There are different aspects to this. On the one hand we can see the role of the US and other foreign powers in the region and, very importantly, the position of Israel. The uprisings (particularly that of Egypt) confront all of these features because the regimes that are being challenged were central to how this regional order was constructed. It is thus wrong to see the uprisings as solely a question of ‘democracy’ – as if the ‘political’ can be separated from the ‘economic’ or the ‘national’ from the ‘regional’.
Likewise with the role that the GCC states play in the regional political economy. I am not claiming that the slogans and demands of the uprisings explicitly target the GCC states in this manner (or, indeed, Israel or the US), but contained within their logic is an implicit challenge to the regional order as it has developed over the last two decades. The social structures that characterized political rule in Egypt, Tunisia and elsewhere are themselves part of how the GCC – linked to the domination of foreign powers and the position of Israel – established its place atop the hierarchies of the regional market. The struggles against dictatorship that the uprisings represent are, simultaneously, intertwined with the way that capitalism has developed across the region and, in this sense, are also struggles the Gulf.

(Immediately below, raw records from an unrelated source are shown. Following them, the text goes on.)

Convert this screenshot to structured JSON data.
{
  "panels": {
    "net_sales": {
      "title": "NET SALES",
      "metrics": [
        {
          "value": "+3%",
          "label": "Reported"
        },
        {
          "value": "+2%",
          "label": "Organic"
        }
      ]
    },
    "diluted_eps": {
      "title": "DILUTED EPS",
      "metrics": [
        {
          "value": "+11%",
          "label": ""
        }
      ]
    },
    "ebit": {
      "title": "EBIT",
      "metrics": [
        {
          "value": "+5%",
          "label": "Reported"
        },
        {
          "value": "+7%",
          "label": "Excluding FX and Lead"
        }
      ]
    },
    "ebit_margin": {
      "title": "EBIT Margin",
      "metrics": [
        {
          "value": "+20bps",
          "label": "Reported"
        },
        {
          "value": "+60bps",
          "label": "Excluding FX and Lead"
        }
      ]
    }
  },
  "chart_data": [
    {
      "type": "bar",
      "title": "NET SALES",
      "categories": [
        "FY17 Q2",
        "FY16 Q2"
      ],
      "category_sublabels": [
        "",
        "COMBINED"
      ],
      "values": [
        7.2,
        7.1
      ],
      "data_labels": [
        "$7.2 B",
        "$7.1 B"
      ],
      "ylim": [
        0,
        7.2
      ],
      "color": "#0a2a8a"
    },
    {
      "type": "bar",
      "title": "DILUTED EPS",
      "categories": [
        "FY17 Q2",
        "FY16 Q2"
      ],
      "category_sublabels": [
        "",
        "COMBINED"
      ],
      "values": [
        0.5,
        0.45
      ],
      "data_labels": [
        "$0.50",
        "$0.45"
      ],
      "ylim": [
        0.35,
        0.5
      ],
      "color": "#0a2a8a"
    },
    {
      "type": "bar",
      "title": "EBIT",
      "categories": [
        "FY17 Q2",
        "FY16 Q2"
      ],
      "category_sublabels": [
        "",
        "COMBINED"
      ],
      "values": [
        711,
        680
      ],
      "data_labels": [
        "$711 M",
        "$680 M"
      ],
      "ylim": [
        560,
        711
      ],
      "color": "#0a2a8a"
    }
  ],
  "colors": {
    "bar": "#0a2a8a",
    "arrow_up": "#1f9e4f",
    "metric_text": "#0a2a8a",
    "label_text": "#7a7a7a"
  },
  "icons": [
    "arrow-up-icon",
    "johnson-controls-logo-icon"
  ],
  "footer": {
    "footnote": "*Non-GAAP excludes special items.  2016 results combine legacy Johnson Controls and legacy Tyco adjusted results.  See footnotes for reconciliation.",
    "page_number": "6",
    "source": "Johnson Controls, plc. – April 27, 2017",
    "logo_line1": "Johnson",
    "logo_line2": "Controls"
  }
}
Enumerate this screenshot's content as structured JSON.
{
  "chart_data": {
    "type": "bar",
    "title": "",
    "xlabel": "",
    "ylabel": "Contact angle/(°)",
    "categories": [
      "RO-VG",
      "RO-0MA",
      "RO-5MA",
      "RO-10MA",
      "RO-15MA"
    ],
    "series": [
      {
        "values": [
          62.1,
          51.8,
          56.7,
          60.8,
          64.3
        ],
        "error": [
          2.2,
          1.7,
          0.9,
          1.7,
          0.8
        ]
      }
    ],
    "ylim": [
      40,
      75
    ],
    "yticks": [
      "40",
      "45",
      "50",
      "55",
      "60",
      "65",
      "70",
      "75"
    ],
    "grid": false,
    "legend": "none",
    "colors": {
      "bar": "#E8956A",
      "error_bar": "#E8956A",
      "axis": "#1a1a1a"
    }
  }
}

This explains the furious attempts by the GCC states to hold back and derail these uprisings – they are absolute central to the counter-revolutionary wave that is being unleashed today in the region. I think a convincing case can be made that imperialism in the region is articulated with – and largely works through – the GCC states. The NATO-led invasion of Libya is a clear example of this, with Qatar and the UAE, in particular, playing a very important role in this invasion. The Gulf states sent troops, money and equipment and – perhaps most importantly – provided the political legitimacy for this attack. There are many other examples – we can see it in the billions of dollars that are being promised by the Gulf states to the regimes in Egypt and Tunisia; the military intervention in Bahrain; the offer made to Jordan and Morocco to join the GCC (thereby bringing together all the reactionary monarchies in the region within a single bloc); and the centrality of the GCC to attempting to mediate and steer the uprisings in Syria and Yemen. And, perhaps most significantly, the rising threats that are being made against Iran. Indeed, the question of Iran is just as much a question of the GCC as it is of Israel.
So yes, the uprisings present a real possibility of shifting the regional order. Egypt, with its large, better organized working class and much stronger Left organizations is the key point of struggle. But to return to the themes above, in the long-run there are no ‘national’ solutions to the broader problems of uneven development facing the Middle East and North Africa. These require a pan-regional solution and, centrally, that means confronting the position of the GCC states as the core of capitalism in the region.